In a large bowl, cream together the white sugar and eggs, then stir in the sour cream, oil and peppermint extract.

Combine the bakers' ammonia with boiling water and blend into the mixture.

Sift together 2 cups of the flour with the salt, baking powder and baking soda and stir into the mixture. Gradually add more flour to make a stiff dough. Leave the dough soft for drop cookies or add more flour to make cut-out cookies.

Refrigerate dough overnight.

Preheat oven to 350 degrees F. Grease cookie sheets or use parchment paper or silicon liners. Also place another cookie sheet with some water in the oven and keep it in while baking the cookies. This keeps the cookies nice and soft.

Drop dough from heaping spoonfuls onto the prepared cookie sheets.

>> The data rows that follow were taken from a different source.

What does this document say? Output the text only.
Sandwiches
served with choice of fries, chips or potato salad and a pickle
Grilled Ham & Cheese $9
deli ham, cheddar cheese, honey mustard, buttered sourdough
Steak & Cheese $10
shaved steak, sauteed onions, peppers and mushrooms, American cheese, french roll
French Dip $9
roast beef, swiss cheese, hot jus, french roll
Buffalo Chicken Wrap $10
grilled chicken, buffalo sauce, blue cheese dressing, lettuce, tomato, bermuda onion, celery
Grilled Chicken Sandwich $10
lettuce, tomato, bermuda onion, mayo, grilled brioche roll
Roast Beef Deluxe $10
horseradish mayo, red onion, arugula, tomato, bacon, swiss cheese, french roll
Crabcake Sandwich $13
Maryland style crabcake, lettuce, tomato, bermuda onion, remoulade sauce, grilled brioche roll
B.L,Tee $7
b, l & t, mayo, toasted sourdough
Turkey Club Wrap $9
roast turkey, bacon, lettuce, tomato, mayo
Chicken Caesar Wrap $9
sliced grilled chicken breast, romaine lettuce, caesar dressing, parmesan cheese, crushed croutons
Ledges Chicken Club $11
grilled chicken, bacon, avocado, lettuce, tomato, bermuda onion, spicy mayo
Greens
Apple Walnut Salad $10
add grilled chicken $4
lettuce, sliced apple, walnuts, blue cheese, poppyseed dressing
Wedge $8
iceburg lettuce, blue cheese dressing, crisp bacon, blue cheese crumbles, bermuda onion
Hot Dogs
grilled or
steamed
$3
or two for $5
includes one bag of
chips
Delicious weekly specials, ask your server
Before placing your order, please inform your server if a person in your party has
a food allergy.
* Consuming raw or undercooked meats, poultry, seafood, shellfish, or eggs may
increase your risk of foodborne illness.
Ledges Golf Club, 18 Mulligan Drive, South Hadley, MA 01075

Bake for 8 to 10 minutes in the preheated oven, or until golden. When cool, mix confectioners sugar together with the milk in a bowl until smooth and spread on the cookies.

NOTE: If you're looking for a more "pepperminty" flavour, you can add a little bit of peppermint extract into the glaze.

NOTE: We usually use just the glaze. But I've seen it when the glaze is tinted before spreading and then once the cookie is glazed it's dipped in crushed candy canes.